El Gobierno de EE.UU., bajo la dirección del presidente Donald Trump, está intensificando las restricciones para la permanencia legal de extranjeros en el país. Entre las medidas más destacadas, se encuentra la limitación de acceso a la tarjeta verde y la reducción del tiempo de estadía permitido para estudiantes y periodistas extranjeros.
La Casa Blanca tiene programado publicar esta semana en el Registro Federal dos nuevas reglas que han estado siendo desarrolladas desde el año pasado. Estas iniciativas son parte de las promesas del republicano Trump para fortalecer los controles migratorios en Estados Unidos.
El objetivo principal del Ejecutivo es restringir las oportunidades para que los extranjeros permanezcan legalmente en el país. En la mayoría de los casos, esta decisión queda a la discreción de los funcionarios de inmigración que evalúan cada solicitud.
A partir del 18 de septiembre, entrará en vigor una nueva norma que permitirá a los funcionarios de inmigración denegar la residencia permanente a aquellos solicitantes que consideren que pueden ser «una carga pública». Esto se aplica a quienes busquen beneficios públicos.
Desde su primer mandato (2017-2021), Trump implementó restricciones para inmigrantes que hubieran solicitado asistencia social, como programas de alimentación y salud pública, limitando por tanto, las opciones de muchos indocumentados para acceder a la residencia permanente.
Además, esta nueva regla afecta a los solicitantes de visa de inmigrante que no pueden demostrar solvencia económica suficiente para residir en el país sin depender de beneficios públicos. En este contexto, la Casa Blanca también ha restringido visas a personas con enfermedades crónicas, alegando que podrían requerir asistencia médica del sistema público.

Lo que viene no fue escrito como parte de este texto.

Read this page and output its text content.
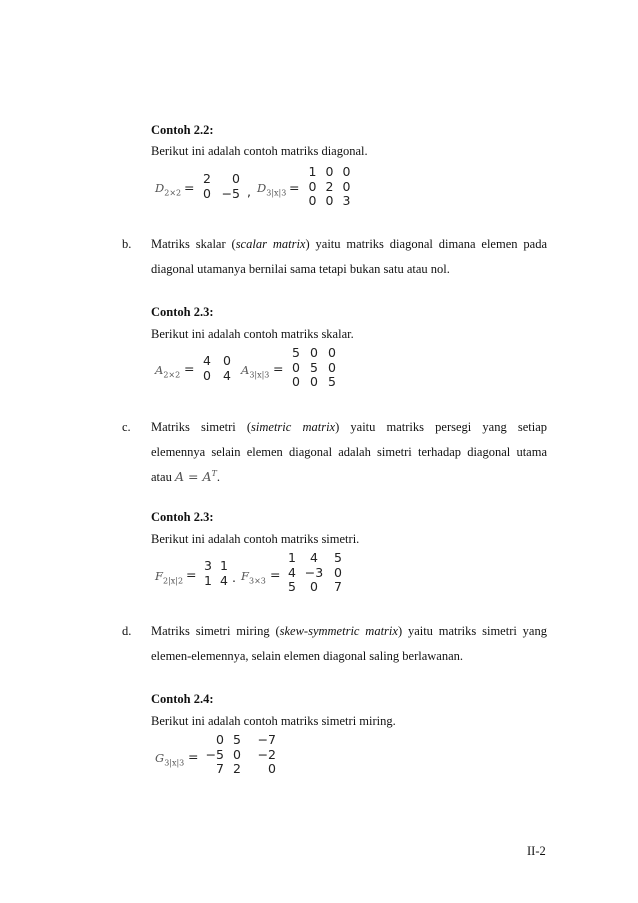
Contoh 2.2:
Berikut ini adalah contoh matriks diagonal.
$D_{2\times 2}$ =
2	0
0	−5 , $D_{3|x|3}$ =
1	0	0
0	2	0
0	0	3
b. Matriks skalar (scalar matrix) yaitu matriks diagonal dimana elemen pada
diagonal utamanya bernilai sama tetapi bukan satu atau nol.
Contoh 2.3:
Berikut ini adalah contoh matriks skalar.
$A_{2\times 2}$ =
4	0
0	4 $A_{3|x|3}$ =
5	0	0
0	5	0
0	0	5
c. Matriks simetri (simetric matrix) yaitu matriks persegi yang setiap
elemennya selain elemen diagonal adalah simetri terhadap diagonal utama
atau $A = A^T$.
Contoh 2.3:
Berikut ini adalah contoh matriks simetri.
$F_{2|x|2}$ =
3	1
1	4 . $F_{3\times 3}$ =
1	4	5
4	−3	0
5	0	7
d. Matriks simetri miring (skew-symmetric matrix) yaitu matriks simetri yang
elemen-elemennya, selain elemen diagonal saling berlawanan.
Contoh 2.4:
Berikut ini adalah contoh matriks simetri miring.
$G_{3|x|3}$ =
0	5	−7
−5	0	−2
7	2	0
II-2
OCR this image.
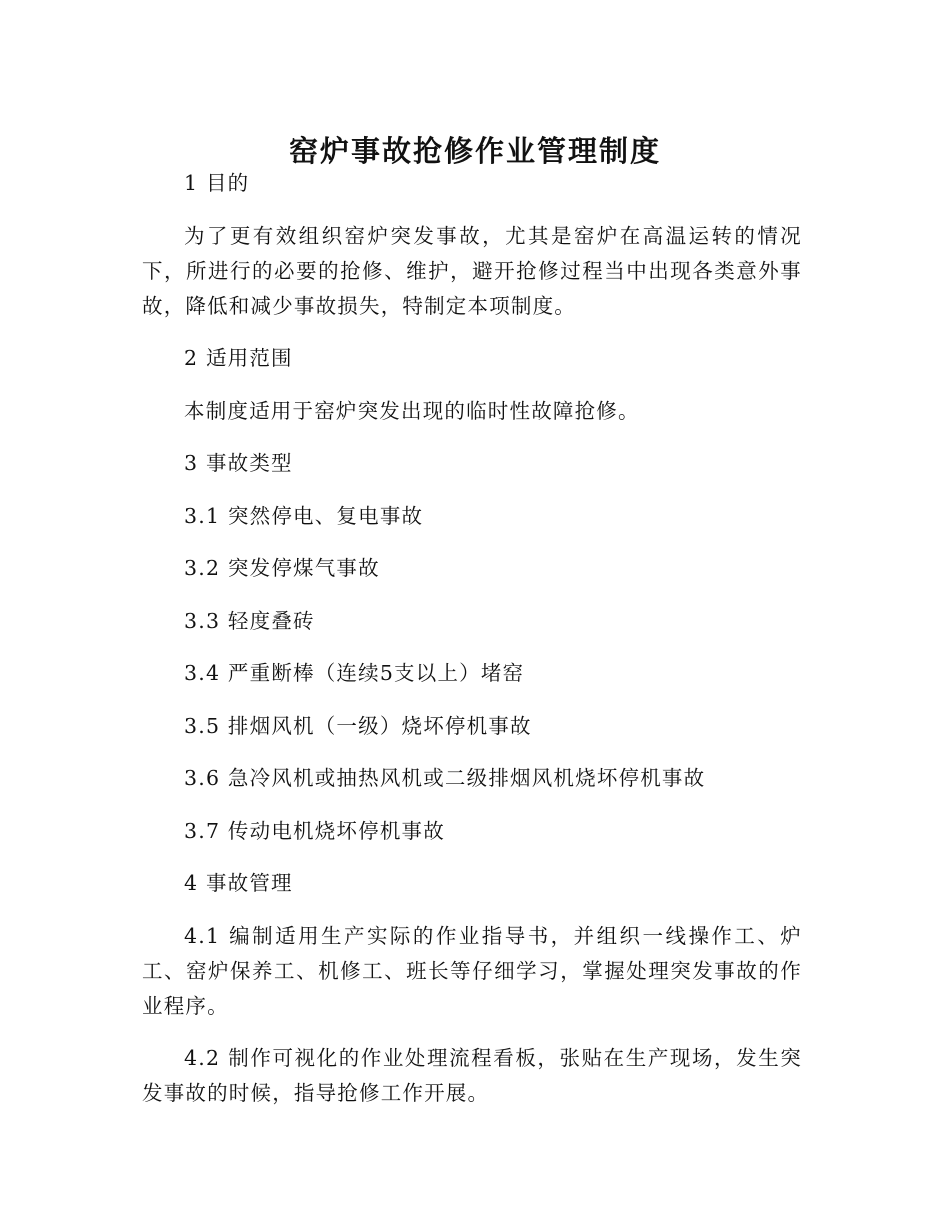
窑炉事故抢修作业管理制度

1 目的

为了更有效组织窑炉突发事故，尤其是窑炉在高温运转的情况下，所进行的必要的抢修、维护，避开抢修过程当中出现各类意外事故，降低和减少事故损失，特制定本项制度。

2 适用范围

本制度适用于窑炉突发出现的临时性故障抢修。

3 事故类型

3.1 突然停电、复电事故

3.2 突发停煤气事故

3.3 轻度叠砖

3.4 严重断棒（连续5支以上）堵窑

3.5 排烟风机（一级）烧坏停机事故

3.6 急冷风机或抽热风机或二级排烟风机烧坏停机事故

3.7 传动电机烧坏停机事故

4 事故管理

4.1 编制适用生产实际的作业指导书，并组织一线操作工、炉工、窑炉保养工、机修工、班长等仔细学习，掌握处理突发事故的作业程序。

4.2 制作可视化的作业处理流程看板，张贴在生产现场，发生突发事故的时候，指导抢修工作开展。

En mayo, se anunció que los indocumentados que buscan un ajuste de estatus deberán hacerlo a través de trámite consular en embajadas de EE.UU. en sus países de origen. Esto implica que deben salir de EE.UU. y podría traer consigo obstáculos adicionales antes de obtener la residencia permanente.
El Departamento de Seguridad Nacional (DHS) comunicó también una nueva norma que impactará los visados F, J e I, que son utilizados por estudiantes universitarios, estudiantes de intercambio y representantes de medios de comunicación extranjeros. Esta norma reducirá el tiempo de estadía legal permitido.
Los titulares de visados F y J no podrán permanecer más de cuatro años por cada periodo de admisión, mientras que los periodistas con visado I estarán limitados a 240 días, aunque se permiten prórrogas. En el caso de los periodistas de China, la estancia máxima será de 90 días.
A pesar de que el Gobierno ha ofrecido la posibilidad de solicitar extensiones, los extranjeros deberán hacer esta gestión con mayor frecuencia, complicando aún más su situación migratoria.
La Administración republicana sostiene que estos cambios buscan reducir la población indocumentada en el país. Según el DHS, muchos antiguos estudiantes de intercambio lograron permanecer ilegalmente después de que sus visados expiraran, lo cual es un problema similar para estudiantes universitarios extranjeros.
El Gobierno también está intentando limitar las oportunidades de ajuste de estatus para los indigentes, lo que podría conducir a un aumento en las deportaciones. Por otra parte, defensores de los inmigrantes advierten sobre el riesgo de discriminación en los procesos de solicitud.
En todos los casos, se ha instruido a los funcionarios migratorios a considerar todos los factores relevantes al evaluar si un extranjero merece alivio migratorio o una visa.